The wolf has few friends. Arctic reindeer herders shoot them on sight. In the south, poachers kill with impunity. Prosecutions are rare. Once the wolf has gone, the farmers will turn their attention to the bear, the wolverine, and the lynx.
The farmers’ claims go unchallenged: no one wants to say they are lying, but anyone can tell the numbers don’t stack up. In 2012, sheep farmers received compensation for 26,512 sheep and lambs “killed by predators”, yet only 1,809 carcasses were produced. Of a total of 120,000 sheep that go missing each year, only 1.5% can be shown to have suffered predation.
The wolf was eradicated for the first time in Scandinavia in the 1960s. A few wolves from the Finno-Russian stock migrated westwards and repopulated Sweden and Norway. The Centre Party, which represents the interests of the farmers and wishes to see the wolf exterminated, argues that wolves in Norway are therefore not Norwegian, and “are not welcome in Norwegian nature.” The irony of this seems to escape them.
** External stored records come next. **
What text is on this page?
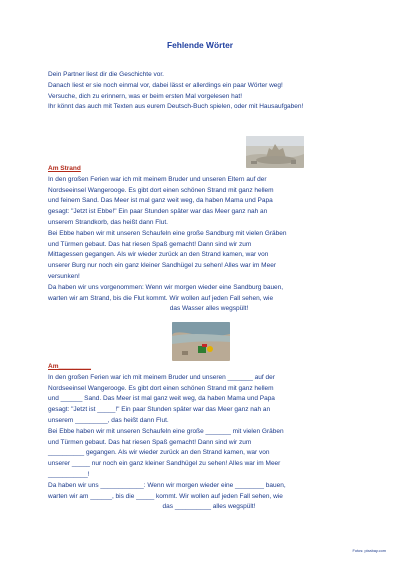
Fehlende Wörter

Dein Partner liest dir die Geschichte vor.

Danach liest er sie noch einmal vor, dabei lässt er allerdings ein paar Wörter weg!

Versuche, dich zu erinnern, was er beim ersten Mal vorgelesen hat!

Ihr könnt das auch mit Texten aus eurem Deutsch-Buch spielen, oder mit Hausaufgaben!

Am Strand

In den großen Ferien war ich mit meinem Bruder und unseren Eltern auf der

Nordseeinsel Wangerooge. Es gibt dort einen schönen Strand mit ganz hellem

und feinem Sand. Das Meer ist mal ganz weit weg, da haben Mama und Papa

gesagt: "Jetzt ist Ebbe!" Ein paar Stunden später war das Meer ganz nah an

unserem Strandkorb, das heißt dann Flut.

Bei Ebbe haben wir mit unseren Schaufeln eine große Sandburg mit vielen Gräben

und Türmen gebaut. Das hat riesen Spaß gemacht! Dann sind wir zum

Mittagessen gegangen. Als wir wieder zurück an den Strand kamen, war von

unserer Burg nur noch ein ganz kleiner Sandhügel zu sehen! Alles war im Meer

versunken!

Da haben wir uns vorgenommen: Wenn wir morgen wieder eine Sandburg bauen,

warten wir am Strand, bis die Flut kommt. Wir wollen auf jeden Fall sehen, wie

das Wasser alles wegspült!

Am_________

In den großen Ferien war ich mit meinem Bruder und unseren _______ auf der

Nordseeinsel Wangerooge. Es gibt dort einen schönen Strand mit ganz hellem

und ______ Sand. Das Meer ist mal ganz weit weg, da haben Mama und Papa

gesagt: "Jetzt ist _____!" Ein paar Stunden später war das Meer ganz nah an

unserem _________, das heißt dann Flut.

Bei Ebbe haben wir mit unseren Schaufeln eine große _______ mit vielen Gräben

und Türmen gebaut. Das hat riesen Spaß gemacht! Dann sind wir zum

__________ gegangen. Als wir wieder zurück an den Strand kamen, war von

unserer _____ nur noch ein ganz kleiner Sandhügel zu sehen! Alles war im Meer

___________!

Da haben wir uns ____________: Wenn wir morgen wieder eine ________ bauen,

warten wir am ______, bis die _____ kommt. Wir wollen auf jeden Fall sehen, wie

das __________ alles wegspült!

Fotos: pixabay.com
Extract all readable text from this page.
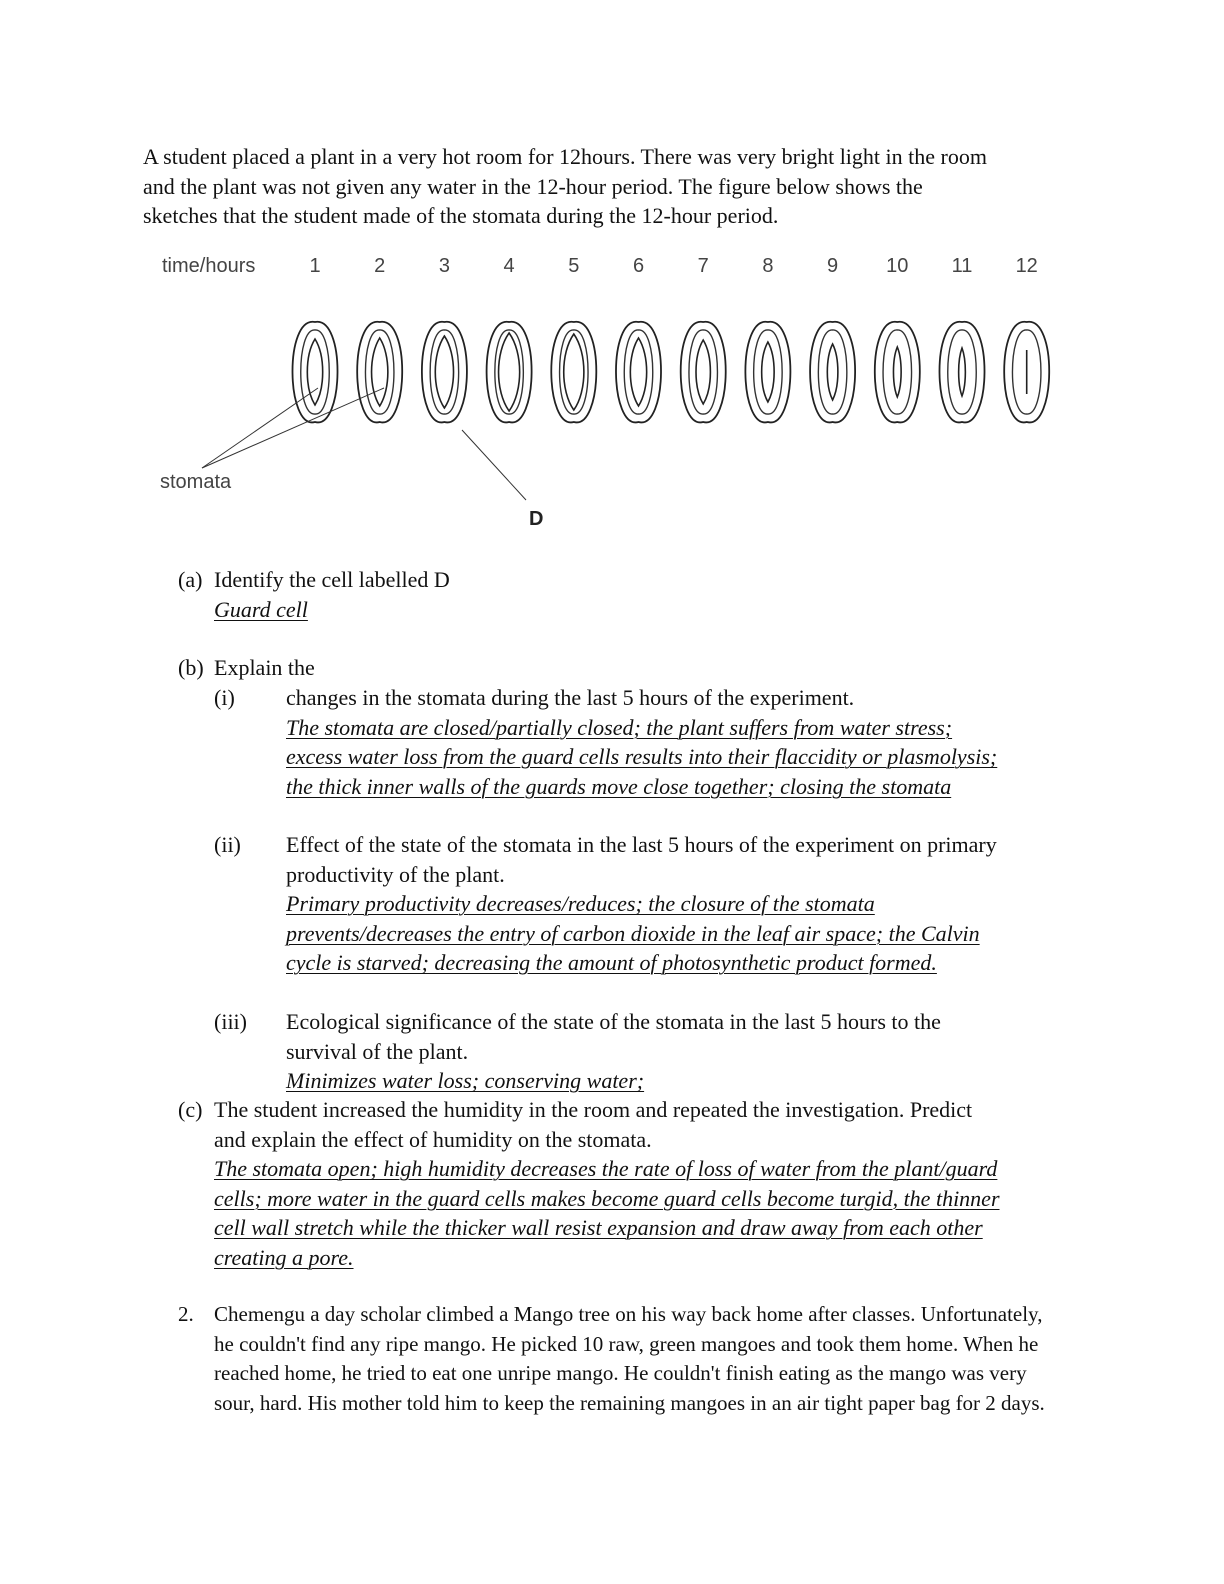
A student placed a plant in a very hot room for 12hours. There was very bright light in the room

and the plant was not given any water in the 12-hour period. The figure below shows the

sketches that the student made of the stomata during the 12-hour period.

time/hours	1	2	3	4	5	6	7	8	9 10 11 12
stomata
D
(a) Identify the cell labelled D
Guard cell
(b) Explain the
(i)	changes in the stomata during the last 5 hours of the experiment.
The stomata are closed/partially closed; the plant suffers from water stress;
excess water loss from the guard cells results into their flaccidity or plasmolysis;
the thick inner walls of the guards move close together; closing the stomata
(ii)	Effect of the state of the stomata in the last 5 hours of the experiment on primary
productivity of the plant.
Primary productivity decreases/reduces; the closure of the stomata
prevents/decreases the entry of carbon dioxide in the leaf air space; the Calvin
cycle is starved; decreasing the amount of photosynthetic product formed.
(iii)	Ecological significance of the state of the stomata in the last 5 hours to the
survival of the plant.
Minimizes water loss; conserving water;
(c) The student increased the humidity in the room and repeated the investigation. Predict
and explain the effect of humidity on the stomata.
The stomata open; high humidity decreases the rate of loss of water from the plant/guard
cells; more water in the guard cells makes become guard cells become turgid, the thinner
cell wall stretch while the thicker wall resist expansion and draw away from each other
creating a pore.
2. Chemengu a day scholar climbed a Mango tree on his way back home after classes. Unfortunately,
he couldn't find any ripe mango. He picked 10 raw, green mangoes and took them home. When he
reached home, he tried to eat one unripe mango. He couldn't finish eating as the mango was very
sour, hard. His mother told him to keep the remaining mangoes in an air tight paper bag for 2 days.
There is no purebred “Norwegian wolf”; there never was. Because they range over huge areas, and interbreed freely, wolf genes are widely spread. But this time, when the wolf is eradicated, it won’t be allowed to return.
Norwegian farmers claim that only they understand the danger the wolf poses to people. “You wouldn’t like it,” they say, “if they were coming up to your house.” Yet encounters are rare, and you are far more likely to be killed by a tick or a bee.
The press is full of stories of people “lucky to be alive” after encountering wolves. In every such narrative the wolf runs away; the lucky survivor recounts how they switched on their radio, or waved their arms, or shouted. They emerged, in other words, victorious. They escaped with their life. The last Norwegian to be killed by a wolf died in 1800.
We rightly fear polar bears because they kill human beings on a regular basis, yet no one is suggesting that Norway eradicate the polar bear from Svalbard. That would provoke an immediate and very direct response: the world community would shun Norway.
In other countries wolves and farmers co-exist happily. Italy manages it; Norway could too. Yet thanks to special interest groups and the Norwegian state, the wolf is about to be persecuted to extinction so that farmers can leave their flocks unattended, and so that superstitious people can sleep comfortably in their beds.
The international community should leave the whalers alone and turn its attention to the scandal of Norwegian farming. Time is running out for the wolf.